Delaleuf, who has organized numerous exhibitions that have encouraged art and cultural exchanges between China and France, said during an interview at the China Cultural Center in Paris that she sees art as a language without borders.

“Artists have special feelings when they are in front of a work of art. They understand a lot without words. With very old art, we feel that (connection) stronger, so it is easy for us to exchange even if we don’t speak the same language,” said Delaleuf.

And sometimes that abstract-yet-solid connection is even harder to put in words.

“It’s difficult to explain a painting or a drawing. That’s why it’s better for us to meet even if we don’t speak the same language. It’s easier to understand other countries (that way),” she said.

In the market by Martine Delaleuf. 

Among the Chinese art Delaleuf has seen, both during her three visits to China and at exhibitions she has helped to organize or attended herself, ink wash is her favorite, because it is something so far from what she is used to working with.

“Ink wash was very strange for us. I love ink wash because I don’t know how to paint that way. In our last salon we invited five Chinese artists who work with old materials, like ink wash, but used them in new ways to make modern art. It’s a very new feeling for me,” Delaleuf said.

“I love ceramics too: the old ones and the modern ones are both appealing. I know I’m not alone to love that,” the artist added.

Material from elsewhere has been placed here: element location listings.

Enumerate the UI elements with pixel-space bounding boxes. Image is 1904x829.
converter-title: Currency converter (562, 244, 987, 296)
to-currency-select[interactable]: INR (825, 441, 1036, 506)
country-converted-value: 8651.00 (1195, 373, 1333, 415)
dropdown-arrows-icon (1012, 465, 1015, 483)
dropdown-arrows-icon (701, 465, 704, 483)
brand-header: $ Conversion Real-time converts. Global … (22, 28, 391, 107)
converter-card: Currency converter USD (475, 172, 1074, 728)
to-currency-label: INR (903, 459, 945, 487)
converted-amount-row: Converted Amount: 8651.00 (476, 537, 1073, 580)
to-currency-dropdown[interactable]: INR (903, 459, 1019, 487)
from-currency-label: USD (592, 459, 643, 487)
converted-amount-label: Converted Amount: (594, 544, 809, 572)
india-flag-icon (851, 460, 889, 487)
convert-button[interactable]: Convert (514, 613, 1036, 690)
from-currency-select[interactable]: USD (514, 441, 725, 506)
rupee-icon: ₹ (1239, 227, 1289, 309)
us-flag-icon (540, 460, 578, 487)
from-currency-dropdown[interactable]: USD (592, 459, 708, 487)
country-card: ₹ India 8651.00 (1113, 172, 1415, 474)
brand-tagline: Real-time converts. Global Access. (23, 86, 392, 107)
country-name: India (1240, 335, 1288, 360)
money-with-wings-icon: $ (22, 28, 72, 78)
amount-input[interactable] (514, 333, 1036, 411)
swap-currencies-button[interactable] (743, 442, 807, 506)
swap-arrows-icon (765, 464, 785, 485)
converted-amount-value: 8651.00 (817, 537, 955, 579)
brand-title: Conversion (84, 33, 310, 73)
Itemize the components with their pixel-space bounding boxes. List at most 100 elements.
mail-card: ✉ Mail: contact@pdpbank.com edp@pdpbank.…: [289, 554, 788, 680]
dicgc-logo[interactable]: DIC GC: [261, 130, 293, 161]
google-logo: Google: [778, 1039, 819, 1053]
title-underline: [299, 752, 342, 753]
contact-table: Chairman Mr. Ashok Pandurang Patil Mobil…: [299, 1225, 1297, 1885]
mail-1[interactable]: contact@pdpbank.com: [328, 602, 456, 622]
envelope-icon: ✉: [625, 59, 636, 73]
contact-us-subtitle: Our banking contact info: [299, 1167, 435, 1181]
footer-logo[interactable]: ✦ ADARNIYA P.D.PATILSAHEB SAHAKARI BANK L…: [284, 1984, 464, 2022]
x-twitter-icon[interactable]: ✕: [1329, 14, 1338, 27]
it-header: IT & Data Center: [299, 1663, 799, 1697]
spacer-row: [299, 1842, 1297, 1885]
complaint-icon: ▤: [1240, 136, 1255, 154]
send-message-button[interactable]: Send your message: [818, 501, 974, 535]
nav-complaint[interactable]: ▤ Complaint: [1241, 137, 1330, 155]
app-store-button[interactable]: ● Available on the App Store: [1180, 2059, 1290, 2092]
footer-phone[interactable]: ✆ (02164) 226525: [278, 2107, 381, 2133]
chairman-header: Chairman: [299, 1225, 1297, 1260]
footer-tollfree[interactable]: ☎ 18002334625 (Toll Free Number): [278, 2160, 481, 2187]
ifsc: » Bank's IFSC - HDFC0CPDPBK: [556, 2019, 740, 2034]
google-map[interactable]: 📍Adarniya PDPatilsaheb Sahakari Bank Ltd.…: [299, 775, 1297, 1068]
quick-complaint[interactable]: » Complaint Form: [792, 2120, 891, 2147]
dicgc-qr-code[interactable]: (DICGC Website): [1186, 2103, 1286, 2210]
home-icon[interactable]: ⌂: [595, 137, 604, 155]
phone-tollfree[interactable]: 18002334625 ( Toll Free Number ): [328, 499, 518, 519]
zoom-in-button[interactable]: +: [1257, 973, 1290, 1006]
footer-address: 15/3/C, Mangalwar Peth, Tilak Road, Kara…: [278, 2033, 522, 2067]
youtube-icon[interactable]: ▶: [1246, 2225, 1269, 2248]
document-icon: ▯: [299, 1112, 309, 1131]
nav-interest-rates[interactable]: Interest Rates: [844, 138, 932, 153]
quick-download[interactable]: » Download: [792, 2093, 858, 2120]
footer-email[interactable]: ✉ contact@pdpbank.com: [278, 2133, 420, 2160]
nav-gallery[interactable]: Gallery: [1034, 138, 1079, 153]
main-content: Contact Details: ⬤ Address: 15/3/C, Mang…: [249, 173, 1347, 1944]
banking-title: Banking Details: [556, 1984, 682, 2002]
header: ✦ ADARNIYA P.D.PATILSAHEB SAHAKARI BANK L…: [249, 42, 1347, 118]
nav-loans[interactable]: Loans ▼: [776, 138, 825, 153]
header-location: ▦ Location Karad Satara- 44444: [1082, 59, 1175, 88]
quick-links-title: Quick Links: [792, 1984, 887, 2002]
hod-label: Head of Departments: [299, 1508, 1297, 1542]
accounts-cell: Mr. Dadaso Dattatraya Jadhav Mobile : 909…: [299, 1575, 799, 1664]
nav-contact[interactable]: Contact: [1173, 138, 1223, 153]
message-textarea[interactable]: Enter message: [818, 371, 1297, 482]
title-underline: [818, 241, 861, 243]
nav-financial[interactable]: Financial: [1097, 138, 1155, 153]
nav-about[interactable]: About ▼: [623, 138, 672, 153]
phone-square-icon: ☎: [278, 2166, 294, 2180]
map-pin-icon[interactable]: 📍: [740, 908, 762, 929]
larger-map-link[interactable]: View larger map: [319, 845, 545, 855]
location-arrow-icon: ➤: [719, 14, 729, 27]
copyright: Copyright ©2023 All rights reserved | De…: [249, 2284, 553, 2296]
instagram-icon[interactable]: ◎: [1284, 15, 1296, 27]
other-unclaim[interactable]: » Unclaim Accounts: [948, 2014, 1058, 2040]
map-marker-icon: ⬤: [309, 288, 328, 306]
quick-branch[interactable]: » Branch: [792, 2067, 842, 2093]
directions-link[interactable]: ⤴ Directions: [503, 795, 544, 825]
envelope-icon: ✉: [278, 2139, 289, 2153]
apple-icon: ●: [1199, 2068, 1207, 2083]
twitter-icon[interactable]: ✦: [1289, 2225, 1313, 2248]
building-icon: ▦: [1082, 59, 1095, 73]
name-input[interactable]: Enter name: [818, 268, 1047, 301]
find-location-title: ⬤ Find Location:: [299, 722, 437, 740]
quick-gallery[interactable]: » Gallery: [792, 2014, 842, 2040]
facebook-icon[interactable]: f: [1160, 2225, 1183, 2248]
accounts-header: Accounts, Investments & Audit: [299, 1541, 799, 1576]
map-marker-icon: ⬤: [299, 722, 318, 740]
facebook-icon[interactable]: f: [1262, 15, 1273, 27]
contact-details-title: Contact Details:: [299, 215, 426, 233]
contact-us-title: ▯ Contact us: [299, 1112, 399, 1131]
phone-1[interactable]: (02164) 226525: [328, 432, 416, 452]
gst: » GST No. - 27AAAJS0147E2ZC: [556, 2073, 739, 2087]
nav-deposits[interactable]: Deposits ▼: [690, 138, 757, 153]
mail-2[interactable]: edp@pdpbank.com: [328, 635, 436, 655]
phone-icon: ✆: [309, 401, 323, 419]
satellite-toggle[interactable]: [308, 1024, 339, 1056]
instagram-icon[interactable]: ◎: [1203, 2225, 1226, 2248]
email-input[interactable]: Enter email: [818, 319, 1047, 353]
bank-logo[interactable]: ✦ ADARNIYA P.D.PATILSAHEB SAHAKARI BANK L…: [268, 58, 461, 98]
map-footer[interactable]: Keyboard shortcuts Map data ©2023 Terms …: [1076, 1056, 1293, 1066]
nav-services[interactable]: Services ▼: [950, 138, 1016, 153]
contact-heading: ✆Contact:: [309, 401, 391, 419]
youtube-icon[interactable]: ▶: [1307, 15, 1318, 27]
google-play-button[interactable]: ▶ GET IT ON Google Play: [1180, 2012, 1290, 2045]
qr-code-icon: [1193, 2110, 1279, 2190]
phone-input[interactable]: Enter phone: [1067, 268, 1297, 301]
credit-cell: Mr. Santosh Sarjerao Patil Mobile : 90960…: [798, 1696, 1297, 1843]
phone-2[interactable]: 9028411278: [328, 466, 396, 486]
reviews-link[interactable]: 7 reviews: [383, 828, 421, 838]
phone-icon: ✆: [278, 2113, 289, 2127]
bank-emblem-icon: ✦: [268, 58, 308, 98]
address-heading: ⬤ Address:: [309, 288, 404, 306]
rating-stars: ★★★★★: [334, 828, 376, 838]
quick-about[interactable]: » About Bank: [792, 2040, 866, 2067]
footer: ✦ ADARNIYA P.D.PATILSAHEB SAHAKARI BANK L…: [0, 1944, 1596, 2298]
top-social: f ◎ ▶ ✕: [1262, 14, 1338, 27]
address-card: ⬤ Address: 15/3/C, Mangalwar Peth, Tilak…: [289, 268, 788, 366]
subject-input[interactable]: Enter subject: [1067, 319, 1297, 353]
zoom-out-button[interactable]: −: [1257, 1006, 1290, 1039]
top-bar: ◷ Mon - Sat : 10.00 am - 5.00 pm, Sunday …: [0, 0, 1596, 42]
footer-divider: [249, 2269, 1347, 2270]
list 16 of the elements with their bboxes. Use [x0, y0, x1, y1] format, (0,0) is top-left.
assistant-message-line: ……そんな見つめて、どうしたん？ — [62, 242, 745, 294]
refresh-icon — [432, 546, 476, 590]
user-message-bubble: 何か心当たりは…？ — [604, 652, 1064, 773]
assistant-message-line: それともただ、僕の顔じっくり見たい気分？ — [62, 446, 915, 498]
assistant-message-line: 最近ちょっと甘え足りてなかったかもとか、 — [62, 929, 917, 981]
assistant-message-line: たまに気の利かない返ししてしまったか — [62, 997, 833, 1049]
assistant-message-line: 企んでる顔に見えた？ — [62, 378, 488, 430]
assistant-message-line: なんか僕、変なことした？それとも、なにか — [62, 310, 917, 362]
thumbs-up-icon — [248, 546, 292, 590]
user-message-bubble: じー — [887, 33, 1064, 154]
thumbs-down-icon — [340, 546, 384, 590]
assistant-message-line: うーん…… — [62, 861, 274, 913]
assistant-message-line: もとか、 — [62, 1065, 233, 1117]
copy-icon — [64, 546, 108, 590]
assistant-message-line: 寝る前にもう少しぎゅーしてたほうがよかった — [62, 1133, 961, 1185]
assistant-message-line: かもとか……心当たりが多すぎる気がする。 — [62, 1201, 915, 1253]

As for the exhibitions themselves, Delaleuf said these forms of exchanges between artists from China and France should continue.

“I think we must go on this way because we learn to appreciate each other. (It is a chance for) artists to talk to each other. It’s a real pleasure to see that. It is a good way for French people to learn about China.

“Our countries have a historical link and I hope this friendly link lasts a long time. Artists are welcome in France. Chinese people are welcome in France. I hope the French people and French artist are too in China,” Delaleuf said.